Yields best in full sun. Part shade helpful when it’s hot.
requires well-drained soil
Tolerant of a wide range of soils, but prefers well-drained, cool, loose soil with plentiful moisture and pH 6.2 to 6.8. Sensitive to low pH. Lime to at least 6.0.
Height: 0.5 to 2 feet
Spread: 0.5 to 2 feet
Foliage texture: medium
Shape: cushion, mound or clump
Romaine (Cos) varieties tend toward upright.
frost - Will withstand light to moderate frost. Hardened seedlings more tolerant than mature plants.
How to plant:
Propagate by seed
Germination temperature: 40 F to 85 F - Seed can go dormant at high temperatures. Best germination is below 70 F.
Days to emergence: 7 to 14 - Germinates in about a week at 50 F, 2 days at 70 F.
Seed can be saved 1 year.
Maintenance and care
Direct seed or transplant in early spring, as soon as you can work the soil. To get an early start, prepare beds the previous fall by working in manure or compost and raking smooth to leave a fine seedbed.
Direct-seeding: Sow seed 1/8 inch deep, 1 inch apart in rows 12 to 18 inches apart. When plants have two or three true leaves, thin to 12-inch spacings for crisp-head varieties, 6 to 10 inches for other types. You can also lightly broadcast seed (particularly of loose-leaf varieties) in a patch instead of a row.
Transplants: Sow in 1-inch cells 3 to 4 weeks before transplanting outside. Harden seedlings by reducing water and temperature for 3 days before transplanting. Hardened plants should survive 20 F. Space crisp-head transplants 12 inches apart in rows 18 inches apart.
Space other varieties 6 to 10 inches apart in rows 12 to 18 inches apart. Seeds need light to germinate, so do not plant too deep. Make succession plantings every week or two. Grow several varieties with different maturity dates for a continuous supply.
Lettuce has a shallow root system. Keep soil moist to keep plants growing continuously. Mulch to retain moisture and suppress weeds (unless slugs are a problem).
Moisture stress and high temperatures, particularly at night, encourage bolting. As the season progresses, plant more bolt-resistant varieties. Locate plants where they will be partially shaded by taller nearby plants, latticework or other screen.

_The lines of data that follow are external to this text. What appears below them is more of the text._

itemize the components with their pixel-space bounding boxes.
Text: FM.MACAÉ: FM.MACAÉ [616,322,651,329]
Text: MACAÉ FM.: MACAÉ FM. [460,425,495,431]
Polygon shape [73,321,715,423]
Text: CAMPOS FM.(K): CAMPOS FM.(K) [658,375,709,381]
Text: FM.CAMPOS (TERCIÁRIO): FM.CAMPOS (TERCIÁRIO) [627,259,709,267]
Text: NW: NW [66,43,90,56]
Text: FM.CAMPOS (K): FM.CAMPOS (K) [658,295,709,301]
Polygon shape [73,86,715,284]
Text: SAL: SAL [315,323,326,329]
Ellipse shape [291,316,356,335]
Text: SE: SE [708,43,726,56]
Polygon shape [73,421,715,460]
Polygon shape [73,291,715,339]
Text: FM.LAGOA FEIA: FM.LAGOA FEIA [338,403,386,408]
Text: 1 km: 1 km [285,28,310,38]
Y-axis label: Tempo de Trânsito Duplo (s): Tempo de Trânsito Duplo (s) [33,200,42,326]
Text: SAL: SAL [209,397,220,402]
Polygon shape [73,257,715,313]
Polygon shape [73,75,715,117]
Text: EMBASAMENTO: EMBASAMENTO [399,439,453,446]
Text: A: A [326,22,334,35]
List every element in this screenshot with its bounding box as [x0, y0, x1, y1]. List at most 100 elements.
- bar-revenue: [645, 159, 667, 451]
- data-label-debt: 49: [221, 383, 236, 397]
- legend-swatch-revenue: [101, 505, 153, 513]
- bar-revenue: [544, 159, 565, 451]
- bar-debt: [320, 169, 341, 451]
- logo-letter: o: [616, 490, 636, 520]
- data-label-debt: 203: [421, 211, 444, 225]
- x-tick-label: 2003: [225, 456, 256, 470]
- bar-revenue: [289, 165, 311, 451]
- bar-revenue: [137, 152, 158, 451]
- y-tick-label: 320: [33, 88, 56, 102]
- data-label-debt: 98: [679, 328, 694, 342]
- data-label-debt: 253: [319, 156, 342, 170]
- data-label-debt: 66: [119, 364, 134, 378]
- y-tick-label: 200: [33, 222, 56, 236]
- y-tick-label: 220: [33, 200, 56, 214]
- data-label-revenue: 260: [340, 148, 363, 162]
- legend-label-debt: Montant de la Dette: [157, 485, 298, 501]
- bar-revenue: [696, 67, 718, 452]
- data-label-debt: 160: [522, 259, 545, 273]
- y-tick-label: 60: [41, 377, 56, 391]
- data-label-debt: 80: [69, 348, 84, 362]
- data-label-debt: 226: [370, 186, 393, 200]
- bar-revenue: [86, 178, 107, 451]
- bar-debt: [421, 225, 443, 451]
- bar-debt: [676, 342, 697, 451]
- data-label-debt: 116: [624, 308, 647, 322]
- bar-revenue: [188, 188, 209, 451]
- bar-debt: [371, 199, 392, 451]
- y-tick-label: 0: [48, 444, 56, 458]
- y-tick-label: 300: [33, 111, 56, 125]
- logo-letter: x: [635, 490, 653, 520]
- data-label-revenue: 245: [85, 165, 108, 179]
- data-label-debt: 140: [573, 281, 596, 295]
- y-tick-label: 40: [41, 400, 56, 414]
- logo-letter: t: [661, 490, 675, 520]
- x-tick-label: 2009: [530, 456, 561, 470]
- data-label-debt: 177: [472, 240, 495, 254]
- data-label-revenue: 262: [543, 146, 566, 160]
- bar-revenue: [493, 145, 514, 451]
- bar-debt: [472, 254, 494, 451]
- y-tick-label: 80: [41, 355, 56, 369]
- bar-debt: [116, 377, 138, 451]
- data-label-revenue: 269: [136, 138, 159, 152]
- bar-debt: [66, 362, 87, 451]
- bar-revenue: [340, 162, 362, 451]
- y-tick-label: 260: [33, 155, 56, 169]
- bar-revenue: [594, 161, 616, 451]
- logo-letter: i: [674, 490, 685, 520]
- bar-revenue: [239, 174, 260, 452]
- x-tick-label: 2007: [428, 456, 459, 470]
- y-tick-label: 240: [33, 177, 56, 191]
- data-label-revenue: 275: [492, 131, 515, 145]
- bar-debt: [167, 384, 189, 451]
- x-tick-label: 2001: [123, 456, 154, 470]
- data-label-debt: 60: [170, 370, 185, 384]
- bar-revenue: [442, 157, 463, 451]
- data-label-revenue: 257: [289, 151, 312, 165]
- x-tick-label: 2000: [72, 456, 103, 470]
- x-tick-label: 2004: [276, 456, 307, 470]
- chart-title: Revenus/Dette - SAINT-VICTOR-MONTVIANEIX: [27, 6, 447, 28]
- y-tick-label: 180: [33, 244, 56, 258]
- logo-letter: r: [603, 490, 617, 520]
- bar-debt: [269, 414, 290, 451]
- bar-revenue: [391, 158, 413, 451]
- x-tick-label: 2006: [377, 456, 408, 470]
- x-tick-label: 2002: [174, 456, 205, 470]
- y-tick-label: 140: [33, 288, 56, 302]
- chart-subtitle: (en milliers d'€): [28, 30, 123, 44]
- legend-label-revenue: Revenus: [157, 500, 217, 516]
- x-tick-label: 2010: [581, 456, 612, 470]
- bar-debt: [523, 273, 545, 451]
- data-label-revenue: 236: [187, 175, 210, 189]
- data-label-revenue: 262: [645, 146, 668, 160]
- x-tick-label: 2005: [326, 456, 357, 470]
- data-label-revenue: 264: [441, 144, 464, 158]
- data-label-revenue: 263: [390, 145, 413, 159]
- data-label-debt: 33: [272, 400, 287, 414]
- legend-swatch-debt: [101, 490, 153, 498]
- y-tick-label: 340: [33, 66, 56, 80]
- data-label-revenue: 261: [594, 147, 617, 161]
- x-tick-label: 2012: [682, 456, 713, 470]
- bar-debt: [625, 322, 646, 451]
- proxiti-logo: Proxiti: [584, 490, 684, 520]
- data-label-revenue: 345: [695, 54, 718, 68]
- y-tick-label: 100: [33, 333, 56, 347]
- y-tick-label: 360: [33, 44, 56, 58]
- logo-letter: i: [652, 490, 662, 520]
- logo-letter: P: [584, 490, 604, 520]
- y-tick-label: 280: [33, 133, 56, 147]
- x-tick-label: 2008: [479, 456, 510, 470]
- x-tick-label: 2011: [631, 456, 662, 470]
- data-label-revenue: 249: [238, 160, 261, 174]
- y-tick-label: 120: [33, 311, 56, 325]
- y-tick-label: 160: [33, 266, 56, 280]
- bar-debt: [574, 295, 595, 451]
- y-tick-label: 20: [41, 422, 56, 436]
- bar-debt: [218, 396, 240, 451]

Use row covers to protect very early plantings from cold, to protect young plants from insects, and (supported by hoops) to shade crops when warm weather arrives.
For fall crops, time maturity around time of first expected frost. Mature plants aren’t as tolerant of freezing as seedlings.
Aphids, Leafminers, Leafhoppers, Cabbage loopers, Cutworms, Wireworms, Slugs
Damping off, Downy mildew, Mosaic, Fusarium
There are five main types of lettuce:
Looseleaf (var. crispa) - Easy to grow. Matures quickly. You can start harvesting leaves as soon as 4 weeks after planting. Great for early-season plantings. Wide variety of leaf shapes and colors. 45 to 60 days to full maturity.
Butterhead (bib, loosehead, Boston) - Exceptionally good flavor and quality. Forms loose heads with oily leaves. 55 to 75 days to maturity.
Romaine (Cos, var. longfolia) - Upright, elongated heads. (Some grow nearly 2 feet tall.) More tolerant of warm weather and less likely to bolt than other lettuce types. Red varieties as well as traditional light green. Most take about 70 days to mature.
French (summer crisp) - Midway between butterhead and crisphead. You can harvest early like leaf lettuce or wait until heads form. 50 to 75 days.
Crisphead (iceberg, var. capitata) - The familiar spherical heads found in grocery stores. Most difficult varieties to grow. Requires long cool season. Best chance of success is by setting out transplants in early spring. Will bolt quickly in response to stress. 75 or more days.
Choose slow-bolting varieties for later plantings that may encounter hot weather.